LeetCode之Median of Two Sorted Arrays

There are two sorted arrays A and B of size m and n respectively. Find the median of the two sorted arrays. The overall run time complexity should be O(log (m+n)).

下面的解题思路不是本人的，转自http://blog.csdn.net/zxzxy1988/article/details/8587244

今天发现了leetcode上面一道题，觉得非常经典，记录之。

题目是这样的：给定两个已经排序好的数组（可能为空），找到两者所有元素中第k大的元素。另外一种更加具体的形式是，找到所有元素的中位数。本篇文章我们只讨论更加一般性的问题：如何找到两个数组中第k大的元素？不过，测试是用的两个数组的中位数的题目，Leetcode第4题Median of Two Sorted Arrays
方案1：假设两个数组总共有n个元素，那么显然我们有用O(n)时间和O(n)空间的方法：用merge sort的思路排序，排序好的数组取出下标为k-1的元素就是我们需要的答案。
这个方法比较容易想到，但是有没有更好的方法呢？
方案2：我们可以发现，现在我们是不需要“排序”这么复杂的操作的，因为我们仅仅需要第k大的元素。我们可以用一个计数器，记录当前已经找到第m大的元素了。同时我们使用两个指针pA和pB，分别指向A和B数组的第一个元素。使用类似于merge sort的原理，如果数组A当前元素小，那么pA++，同时m++。如果数组B当前元素小，那么pB++，同时m++。最终当m等于k的时候，就得到了我们的答案——O(k)时间，O(1)空间。
但是，当k很接近于n的时候，这个方法还是很费时间的。当然，我们可以判断一下，如果k比n/2大的话，我们可以从最大的元素开始找。但是如果我们要找所有元素的中位数呢？时间还是O(n/2)=O(n)的。有没有更好的方案呢？
我们可以考虑从k入手。如果我们每次都能够剔除一个一定在第k大元素之前的元素，那么我们需要进行k次。但是如果每次我们都剔除一半呢？所以用这种类似于二分的思想，我们可以这样考虑：

Assume that the number of elements in A and B are both larger than k/2, and if we compare the k/2-th smallest element in A(i.e.
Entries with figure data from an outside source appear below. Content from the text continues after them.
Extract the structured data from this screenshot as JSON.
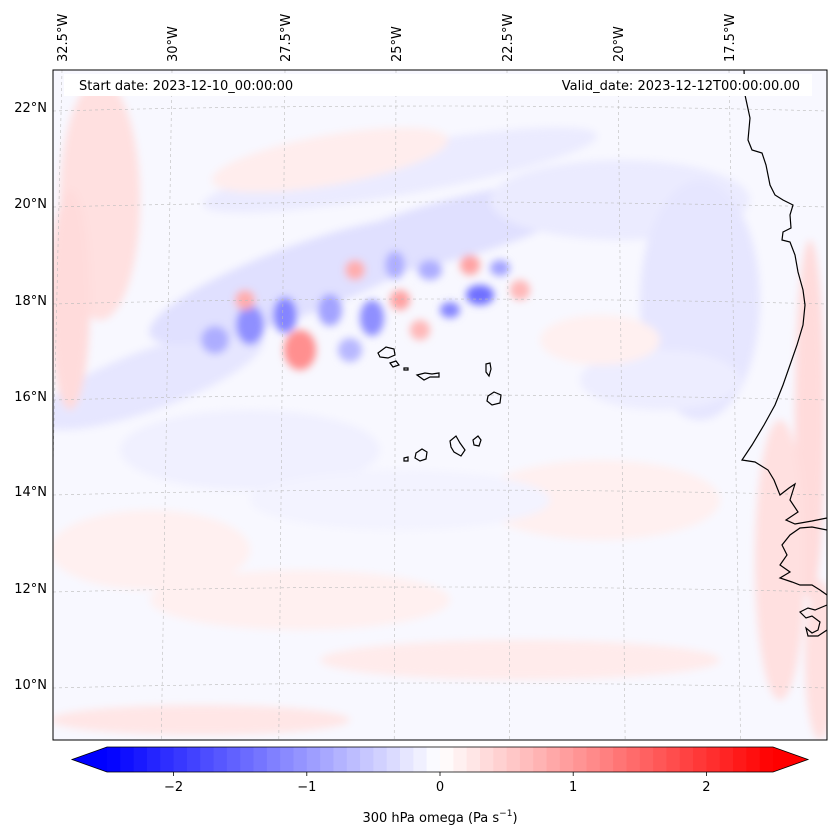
{
  "header": {
    "start_date": "Start date: 2023-12-10_00:00:00",
    "valid_date": "Valid_date: 2023-12-12T00:00:00.00"
  },
  "map": {
    "field": "300 hPa omega",
    "lon_labels": [
      "32.5°W",
      "30°W",
      "27.5°W",
      "25°W",
      "22.5°W",
      "20°W",
      "17.5°W"
    ],
    "lat_labels": [
      "22°N",
      "20°N",
      "18°N",
      "16°N",
      "14°N",
      "12°N",
      "10°N"
    ],
    "gridlines": true,
    "land_features": [
      "Cape Verde islands",
      "West African coastline"
    ]
  },
  "colorbar": {
    "label": "300 hPa omega (Pa s",
    "label_exp": "−1",
    "label_tail": ")",
    "cmap": "bwr",
    "min_color": "#0000ff",
    "mid_color": "#ffffff",
    "max_color": "#ff0000",
    "vmin": -2.5,
    "vmax": 2.5,
    "levels": 50,
    "extend": "both",
    "tick_values": [
      -2,
      -1,
      0,
      1,
      2
    ],
    "tick_labels": [
      "−2",
      "−1",
      "0",
      "1",
      "2"
    ]
  }
}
A[k/2-1]) and the k-th smallest element in B(i.e. B[k/2 - 1]), there are three results:
(Becasue k can be odd or even number, so we assume k is even number here for simplicy. The following is also true when k is an odd number.)
A[k/2-1] = B[k/2-1]
A[k/2-1] > B[k/2-1]
A[k/2-1] < B[k/2-1]
if A[k/2-1] < B[k/2-1], that means all the elements from A[0] to A[k/2-1](i.e. the k/2 smallest elements in A) are in the range of k smallest elements in the union of A and B. Or, in the other word, A[k/2 - 1] can never be larger than the k-th smalleset element in the union of A and B.

Why?
We can use a proof by contradiction. Since A[k/2 - 1] is larger than the k-th smallest element in the union of A and B, then we assume it is the (k+1)-th smallest one. Since it is smaller than B[k/2 - 1], then B[k/2 - 1] should be at least the (k+2)-th smallest one. So there are at most (k/2-1) elements smaller than A[k/2-1] in A, and at most (k/2 - 1) elements smaller than A[k/2-1] in B.So the total number is k/2+k/2-2, which, no matter when k is odd or even, is surly smaller than k(since A[k/2-1] is the (k+1)-th smallest element). So A[k/2-1] can never larger than the k-th smallest element in the union of A and B if A[k/2-1]<B[k/2-1];
Since there is such an important conclusion, we can safely drop the first k/2 element in A, which are definitaly smaller than k-th element in the union of A and B. This is also true for the A[k/2-1] > B[k/2-1] condition, which we should drop the elements in B.
When A[k/2-1] = B[k/2-1], then we have found the k-th smallest element, that is the equal element, we can call it m. There are each (k/2-1) numbers smaller than m in A and B, so m must be the k-th smallest number. So we can call a function recursively, when A[k/2-1] < B[k/2-1], we drop the elements in A, else we drop the elements in B.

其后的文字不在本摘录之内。